During Fall 2020, seminars will be posted on this calendar and take place via Zoom. To join the mailing list and get the link, email Jennifer Cano (first

The CQM Distinguished Lecture series has been established in the Fall of 2015 to bring to Stony Brook University the renowned experts in the physics of quantum matter.
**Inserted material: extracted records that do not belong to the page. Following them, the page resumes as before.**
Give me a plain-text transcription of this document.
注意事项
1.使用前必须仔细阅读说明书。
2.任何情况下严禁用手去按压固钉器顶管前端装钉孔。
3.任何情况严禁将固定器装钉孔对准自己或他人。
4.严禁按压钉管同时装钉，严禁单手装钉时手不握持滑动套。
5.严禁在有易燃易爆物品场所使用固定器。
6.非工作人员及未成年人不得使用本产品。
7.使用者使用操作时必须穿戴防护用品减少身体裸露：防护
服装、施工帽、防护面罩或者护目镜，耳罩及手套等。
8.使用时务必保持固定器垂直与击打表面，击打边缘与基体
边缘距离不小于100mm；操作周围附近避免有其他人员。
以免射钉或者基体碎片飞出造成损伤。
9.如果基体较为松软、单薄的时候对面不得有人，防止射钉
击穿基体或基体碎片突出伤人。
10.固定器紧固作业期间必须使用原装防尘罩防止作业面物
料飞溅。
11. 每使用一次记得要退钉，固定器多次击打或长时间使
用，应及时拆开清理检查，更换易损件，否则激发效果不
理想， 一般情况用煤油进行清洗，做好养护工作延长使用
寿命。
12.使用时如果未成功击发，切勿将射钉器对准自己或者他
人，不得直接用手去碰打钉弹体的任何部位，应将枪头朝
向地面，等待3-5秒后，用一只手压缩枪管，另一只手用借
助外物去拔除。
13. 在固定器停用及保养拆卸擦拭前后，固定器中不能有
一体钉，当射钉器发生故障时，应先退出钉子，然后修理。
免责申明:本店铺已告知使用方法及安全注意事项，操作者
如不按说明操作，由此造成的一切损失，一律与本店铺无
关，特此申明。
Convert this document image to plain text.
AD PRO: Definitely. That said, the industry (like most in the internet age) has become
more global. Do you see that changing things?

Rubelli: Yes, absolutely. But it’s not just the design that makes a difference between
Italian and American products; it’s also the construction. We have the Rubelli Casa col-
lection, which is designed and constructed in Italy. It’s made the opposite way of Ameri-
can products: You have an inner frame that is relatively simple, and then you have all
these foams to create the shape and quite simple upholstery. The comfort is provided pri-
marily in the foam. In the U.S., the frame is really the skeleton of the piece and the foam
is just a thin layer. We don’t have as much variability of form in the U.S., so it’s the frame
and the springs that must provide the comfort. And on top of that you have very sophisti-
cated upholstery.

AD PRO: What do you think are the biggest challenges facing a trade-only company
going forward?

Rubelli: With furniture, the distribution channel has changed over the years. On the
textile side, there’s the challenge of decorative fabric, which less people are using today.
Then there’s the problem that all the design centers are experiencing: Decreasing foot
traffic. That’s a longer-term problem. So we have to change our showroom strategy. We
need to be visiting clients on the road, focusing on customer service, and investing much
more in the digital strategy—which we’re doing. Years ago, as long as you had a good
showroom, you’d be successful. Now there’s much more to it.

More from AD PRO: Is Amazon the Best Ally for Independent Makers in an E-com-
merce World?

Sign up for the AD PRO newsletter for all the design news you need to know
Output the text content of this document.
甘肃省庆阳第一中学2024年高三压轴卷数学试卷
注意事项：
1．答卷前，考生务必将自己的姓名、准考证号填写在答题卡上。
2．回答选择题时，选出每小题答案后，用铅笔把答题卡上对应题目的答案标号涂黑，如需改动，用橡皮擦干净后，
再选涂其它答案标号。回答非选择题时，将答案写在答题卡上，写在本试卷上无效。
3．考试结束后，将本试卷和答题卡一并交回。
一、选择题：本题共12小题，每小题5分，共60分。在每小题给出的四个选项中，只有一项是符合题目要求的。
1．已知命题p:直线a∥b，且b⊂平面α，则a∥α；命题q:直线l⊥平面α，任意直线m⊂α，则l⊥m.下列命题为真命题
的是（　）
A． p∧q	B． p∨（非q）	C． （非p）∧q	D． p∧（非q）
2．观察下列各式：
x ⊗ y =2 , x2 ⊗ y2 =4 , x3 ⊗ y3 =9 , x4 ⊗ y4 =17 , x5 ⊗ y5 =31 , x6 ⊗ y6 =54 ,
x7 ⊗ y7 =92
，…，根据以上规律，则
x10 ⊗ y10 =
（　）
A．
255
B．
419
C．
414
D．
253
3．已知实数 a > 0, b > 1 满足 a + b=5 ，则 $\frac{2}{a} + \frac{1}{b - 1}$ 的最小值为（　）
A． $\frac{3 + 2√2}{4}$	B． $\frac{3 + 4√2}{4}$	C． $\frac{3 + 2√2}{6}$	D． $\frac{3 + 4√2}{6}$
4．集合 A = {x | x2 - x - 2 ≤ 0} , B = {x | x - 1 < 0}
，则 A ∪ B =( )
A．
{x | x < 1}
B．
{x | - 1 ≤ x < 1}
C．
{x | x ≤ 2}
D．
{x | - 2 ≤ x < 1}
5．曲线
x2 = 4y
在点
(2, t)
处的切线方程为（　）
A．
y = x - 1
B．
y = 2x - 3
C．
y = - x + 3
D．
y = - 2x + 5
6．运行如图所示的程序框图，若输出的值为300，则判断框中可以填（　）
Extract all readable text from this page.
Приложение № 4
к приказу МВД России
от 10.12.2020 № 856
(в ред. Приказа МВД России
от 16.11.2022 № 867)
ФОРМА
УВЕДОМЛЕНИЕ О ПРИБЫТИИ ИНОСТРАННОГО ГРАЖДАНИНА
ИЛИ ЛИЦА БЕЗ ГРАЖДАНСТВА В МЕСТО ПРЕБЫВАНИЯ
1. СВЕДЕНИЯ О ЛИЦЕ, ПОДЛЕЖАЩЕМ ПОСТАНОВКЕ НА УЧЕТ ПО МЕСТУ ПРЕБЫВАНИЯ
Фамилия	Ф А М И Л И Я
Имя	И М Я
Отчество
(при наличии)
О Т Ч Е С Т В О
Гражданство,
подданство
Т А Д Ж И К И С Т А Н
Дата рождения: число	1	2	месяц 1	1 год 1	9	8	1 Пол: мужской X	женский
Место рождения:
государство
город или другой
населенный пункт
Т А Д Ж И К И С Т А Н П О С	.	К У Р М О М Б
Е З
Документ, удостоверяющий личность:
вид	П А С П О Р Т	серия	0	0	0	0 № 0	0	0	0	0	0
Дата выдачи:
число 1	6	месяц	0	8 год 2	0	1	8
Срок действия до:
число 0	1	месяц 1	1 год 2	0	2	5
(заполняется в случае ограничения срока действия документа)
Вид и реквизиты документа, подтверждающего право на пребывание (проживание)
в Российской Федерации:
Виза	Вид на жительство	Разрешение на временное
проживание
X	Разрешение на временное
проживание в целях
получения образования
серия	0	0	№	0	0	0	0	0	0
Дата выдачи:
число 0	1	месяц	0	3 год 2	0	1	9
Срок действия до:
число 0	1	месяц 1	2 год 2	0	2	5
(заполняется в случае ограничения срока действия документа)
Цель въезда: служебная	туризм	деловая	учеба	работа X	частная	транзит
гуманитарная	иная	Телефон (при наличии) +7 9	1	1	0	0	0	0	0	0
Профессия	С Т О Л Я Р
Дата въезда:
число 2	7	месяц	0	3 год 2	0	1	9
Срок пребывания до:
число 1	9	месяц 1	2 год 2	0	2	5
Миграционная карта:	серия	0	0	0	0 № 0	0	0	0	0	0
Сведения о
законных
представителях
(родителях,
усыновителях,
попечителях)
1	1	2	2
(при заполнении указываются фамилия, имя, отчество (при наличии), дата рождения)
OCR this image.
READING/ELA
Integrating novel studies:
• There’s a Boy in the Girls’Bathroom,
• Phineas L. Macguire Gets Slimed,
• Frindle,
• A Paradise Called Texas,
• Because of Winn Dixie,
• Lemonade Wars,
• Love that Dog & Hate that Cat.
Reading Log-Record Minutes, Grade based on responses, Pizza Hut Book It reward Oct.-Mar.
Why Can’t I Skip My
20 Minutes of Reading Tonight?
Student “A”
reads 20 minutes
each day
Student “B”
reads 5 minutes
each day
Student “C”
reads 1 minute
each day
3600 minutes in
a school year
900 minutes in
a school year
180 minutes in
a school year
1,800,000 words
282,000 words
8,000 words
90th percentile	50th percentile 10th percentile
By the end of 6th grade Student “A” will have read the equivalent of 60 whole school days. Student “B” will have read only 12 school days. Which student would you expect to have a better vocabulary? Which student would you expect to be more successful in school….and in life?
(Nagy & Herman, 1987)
The lectures in this series will attract a broad audience of physicists from SBU and BNL,
and SBU graduate students.

September – October 2020

Berthold Jäck (Princeton/HKUST) **note the special time**
Sep 18 @ 10:00 am – 11:00 am

Observation of a Majorana zero mode in a topologically protected edge state

Superconducting pairing in the helical edge state of topological insulators is predicted to provide a unique platform for realizing Majorana zero modes (MZMs). We use (spin-polarized) scanning tunneling microscopy measurements to probe the influence of proximity induced superconductivity and local magnetism on the helical edge states of bismuth(111) thin films, which are grown on a superconducting niobium substrate and decorated with iron clusters. Consistent with model calculations, our measurements reveal the emergence of a localized MZM at the interface between the superconducting helical edge state and the ferromagnetic iron clusters with strong magnetization component along the edge (1). Our experiments also resolve the MZM’s unique spin signature by which it can be distinguished from trivial in-gap states that may accidently occur at zero energy in a superconductor. High-resolution spectroscopic mapping of quasiparticle interference further demonstrates quasiparticle backscattering inside the one-dimensional helical edge state, which is induced by the ferromagnetic iron clusters that locally break time-reversal symmetry (2).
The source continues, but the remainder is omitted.